Sadly! But yeah, great lecture!

Thank you for your feedback. It's very encouraging to hear.

Yeah couldn’t agree more :)

I'm assuming you want this relative to the CG again... First construct the Rayleigh's Dissipation function, R, where R = (1/2)c(ḣ_cg + eα̇)² + (1/2)c_t(α̇)² This looks very similar to the potential energy expression, except that the k's become c's and the displacements become velocities. Substituting this into the extended form of Lagrange's equation (take a look at: kzfaq.info/get/bejne/hLxnlsdenLjeXX0.html ) will yield a damping matrix that looks like [c] = [ [c, ce], [ce, (ce²+c_t)] ]

@@Freeball99 Yes, I wanted at CG. Thanks a lot for the reply.

The choice of coordinates is somewhat arbitrary. I could have modeled this problem that way. My rule-of-thumb is that when dealing with gravity, generally use x-y coordinates (which makes one less prone to careless errors). But, to be clear, I could have used x-y coordinates for this problem too. My suggestion is to try it both ways and compare the results.

Got it - thanks. When you wrote the velocity of the CG, you just included the vertical component: h dot - e*alpha dot. Is this because the CG velocity in the horizontal direction as it pitches is negligible? If my understanding is correct, KE in general plane motion is 0.5*m*V^2 + 0.5*J*omega^2, where V is a vector (with two components in 2-D).

@@ironpine5815 Yes, the displacement in the horizontal direction is negligible due to the assumption of small displacements (and small rotations). In this problem, I assumed small displacements from the start (probably should have made that clearer). For the pendulum problem I never made the small displacement assumption.

@@Freeball99 Awesome - thanks for the clarification and prompt replies!

There is no mention of any external force in the problem. This is a free vibration problem.

This is a function of the coordinate system I have used. I chose the h-direction to be positive downwards and the α-direction to be positive when the airfoil pitches upward. As a result, the C.G. moves in the NEGATIVE h-direction when α is positive - as drawn. As a result, we subtract the pitch effect. IT SHOULD BE NOTED HOWEVER, that for a typical, real airfoil, the C.G. is usually AFT of the elastic axis (so e would be negative based on my coordinates). In this case, the sign would be flipped and the pitch effect would be added.

Maybe one day!

EDIT: I realize that I gave you bad information here. I wasn't thinking clearly...if you write the EOM's about the CG (we would then assume that h describes the plunge of the CG rather than the elastic axis), then the velocities are decoupled and so the mass matrix would become diagonal, however the stiffness matrix would then become coupled. Your energies would become T = (1/2)m(dh/dt)² + (1/2)J_CG(dα/dt)² V = (1/2)K(h + eα)² + (1/2)K_t(α)² Plugging these into Lagrange's equations will give you the EOMs that you are after. [m] = [ [m , 0], [0, J_CG] ] and [k] = [ [K, Ke ], [Ke, (Ke² + K_t)] ]
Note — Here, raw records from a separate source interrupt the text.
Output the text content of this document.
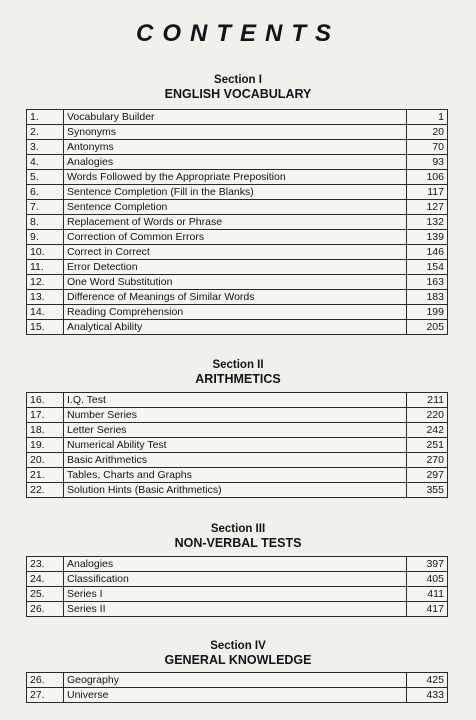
CONTENTS
Section I
ENGLISH VOCABULARY
1.	Vocabulary Builder	1
2.	Synonyms	20
3.	Antonyms	70
4.	Analogies	93
5.	Words Followed by the Appropriate Preposition	106
6.	Sentence Completion (Fill in the Blanks)	117
7.	Sentence Completion	127
8.	Replacement of Words or Phrase	132
9.	Correction of Common Errors	139
10.	Correct in Correct	146
11.	Error Detection	154
12.	One Word Substitution	163
13.	Difference of Meanings of Similar Words	183
14.	Reading Comprehension	199
15.	Analytical Ability	205
Section II
ARITHMETICS
16.	I.Q. Test	211
17.	Number Series	220
18.	Letter Series	242
19.	Numerical Ability Test	251
20.	Basic Arithmetics	270
21.	Tables, Charts and Graphs	297
22.	Solution Hints (Basic Arithmetics)	355
Section III
NON-VERBAL TESTS
23.	Analogies	397
24.	Classification	405
25.	Series I	411
26.	Series II	417
Section IV
GENERAL KNOWLEDGE
26.	Geography	425
27.	Universe	433
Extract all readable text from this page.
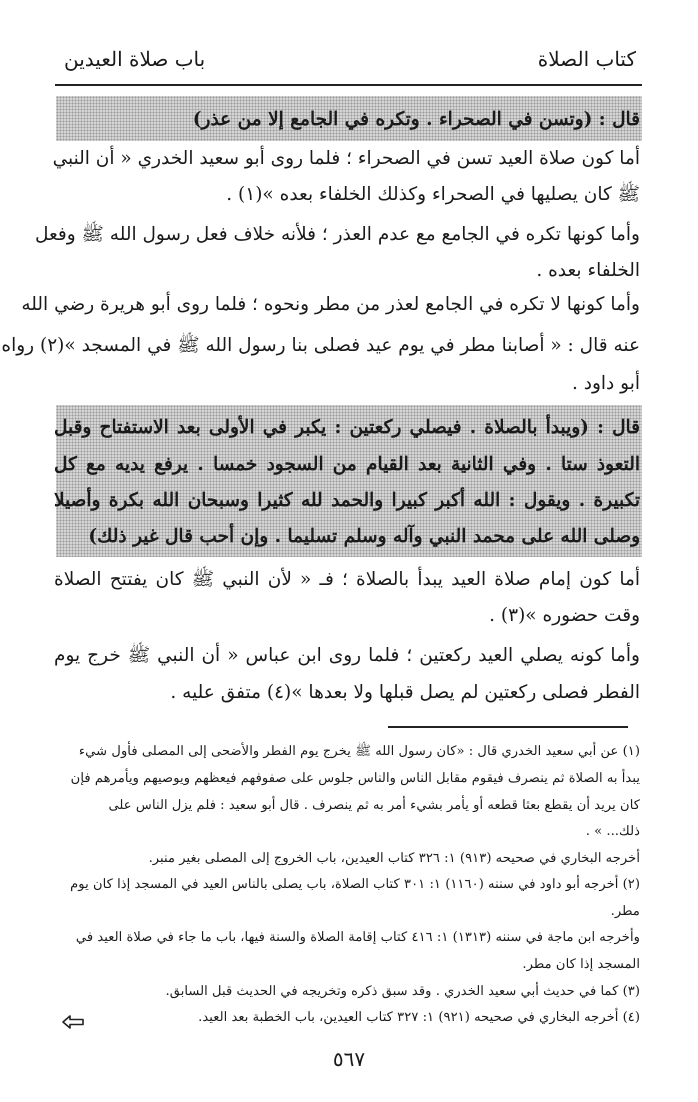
كتاب الصلاة
باب صلاة العيدين
قال : (وتسن في الصحراء . وتكره في الجامع إلا من عذر)
أما كون صلاة العيد تسن في الصحراء ؛ فلما روى أبو سعيد الخدري « أن النبي
ﷺ كان يصليها في الصحراء وكذلك الخلفاء بعده »(١) .
وأما كونها تكره في الجامع مع عدم العذر ؛ فلأنه خلاف فعل رسول الله ﷺ وفعل
الخلفاء بعده .
وأما كونها لا تكره في الجامع لعذر من مطر ونحوه ؛ فلما روى أبو هريرة رضي الله
عنه قال : « أصابنا مطر في يوم عيد فصلى بنا رسول الله ﷺ في المسجد »(٢) رواه
أبو داود .
قال : (ويبدأ بالصلاة . فيصلي ركعتين : يكبر في الأولى بعد الاستفتاح وقبل
التعوذ ستا . وفي الثانية بعد القيام من السجود خمسا . يرفع يديه مع كل
تكبيرة . ويقول : الله أكبر كبيرا والحمد لله كثيرا وسبحان الله بكرة وأصيلا
وصلى الله على محمد النبي وآله وسلم تسليما . وإن أحب قال غير ذلك)
أما كون إمام صلاة العيد يبدأ بالصلاة ؛ فـ « لأن النبي ﷺ كان يفتتح الصلاة
وقت حضوره »(٣) .
وأما كونه يصلي العيد ركعتين ؛ فلما روى ابن عباس « أن النبي ﷺ خرج يوم
الفطر فصلى ركعتين لم يصل قبلها ولا بعدها »(٤) متفق عليه .
(١) عن أبي سعيد الخدري قال : «كان رسول الله ﷺ يخرج يوم الفطر والأضحى إلى المصلى فأول شيء
يبدأ به الصلاة ثم ينصرف فيقوم مقابل الناس والناس جلوس على صفوفهم فيعظهم ويوصيهم ويأمرهم فإن
كان يريد أن يقطع بعثا قطعه أو يأمر بشيء أمر به ثم ينصرف . قال أبو سعيد : فلم يزل الناس على
ذلك... » .
أخرجه البخاري في صحيحه (٩١٣) ١: ٣٢٦ كتاب العيدين، باب الخروج إلى المصلى بغير منبر.
(٢) أخرجه أبو داود في سننه (١١٦٠) ١: ٣٠١ كتاب الصلاة، باب يصلى بالناس العيد في المسجد إذا كان يوم
مطر.
وأخرجه ابن ماجة في سننه (١٣١٣) ١: ٤١٦ كتاب إقامة الصلاة والسنة فيها، باب ما جاء في صلاة العيد في
المسجد إذا كان مطر.
(٣) كما في حديث أبي سعيد الخدري . وقد سبق ذكره وتخريجه في الحديث قبل السابق.
(٤) أخرجه البخاري في صحيحه (٩٢١) ١: ٣٢٧ كتاب العيدين، باب الخطبة بعد العيد.
٥٦٧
@@Freeball99 Thank you very much for the reply.

SHORT ANSWER: You are not told that gravity is present in the problem, so the potential energy associated with the mass moving up and down is due to the potential energy in the spring only. LONGER ANSWER: If gravity were present in the problem, then you could still ignore the change in potential energy due to the motion of the mass up and down (translation) IF YOU ASSUME that the mass is oscillating about it's equilibrium point then you can ignore gravitational effects. I have explained this effect in this video (kzfaq.info/get/bejne/itaKgLegkrLNl2g.html). If gravity were present in the problem, you would, however, need to include the rotational potential due to gravity (i.e. gravitational force on the mass will produce a moment which cannot be ignored). The rotational component of this basically acts like a pendulum. In the case of a pendulum, you CANNOT ignore gravity.

@@Freeball99 That makes perfect sense, thank you. I may try the problem with a gravity component just to compare the behaviour.
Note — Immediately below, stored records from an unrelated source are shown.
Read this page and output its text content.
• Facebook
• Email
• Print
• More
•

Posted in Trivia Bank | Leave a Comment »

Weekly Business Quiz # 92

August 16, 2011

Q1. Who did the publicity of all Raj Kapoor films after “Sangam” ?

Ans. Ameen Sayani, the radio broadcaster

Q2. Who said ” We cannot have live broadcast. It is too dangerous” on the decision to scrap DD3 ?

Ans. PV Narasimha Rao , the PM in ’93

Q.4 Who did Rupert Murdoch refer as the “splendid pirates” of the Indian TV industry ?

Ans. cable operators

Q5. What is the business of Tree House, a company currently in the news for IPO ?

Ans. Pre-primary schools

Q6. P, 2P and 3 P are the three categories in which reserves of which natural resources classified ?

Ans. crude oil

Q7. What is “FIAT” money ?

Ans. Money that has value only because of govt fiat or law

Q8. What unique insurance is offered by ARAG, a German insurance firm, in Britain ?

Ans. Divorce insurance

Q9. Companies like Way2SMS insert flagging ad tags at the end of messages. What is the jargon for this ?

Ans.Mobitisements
@@McTreestump That is definitely a worthwhile exercise. What you should find is that by including gravity, the x location is increased by a constant offset x0 = F/k. NOTE: Gravity WILL have a effect on the torsional/rotational part of the system (since this is a pendulum motion). The effects on the rotational motion on the airfoil due to gravity CANNOT be ignored by considering oscillations about an equilibrium position (since it changes the effective stiffness properties of the torsional system - much like a pendulum). Going through this exercise should make this all obvious.

@@Freeball99 Hi, great video and explanation! I know it has been a while since these comments but I just wanted to point out that in this case since the equilibrium position is close to horizontal (because of the torsional spring kt), the gravity term CAN be ignored even for rotational case. You are right though that it shows up in the pendulum but I think that is because the pendulum is vertical at its equilibrium position and hence for small oscillations the effect of gravity is like stiffness. Let me know if I misunderstood something.

The motion of the cg with respect to O was already captured in the velocity expression (the - eα_dot term). This is what give rise to the me^2 expression which is the moment of inertia of the mass about point O.

m is the mass of the airfoil (which is assumed to be concentrated at the c.g.)

It is certainly my intention to get to flutter eventually. I have a video showing a very simple example of aeroelastic instability using a 1DOF model (kzfaq.info/get/bejne/l7FhZdOrz6yah6s.html). Flutter analysis, however, requires at minimum a 2D model. To perform a full 2D work up will require a lot of math. I will make a video for it eventually when I can figure out the best way to keep the video (reasonably) short.

@@Freeball99 a video about fluttering would be great Sir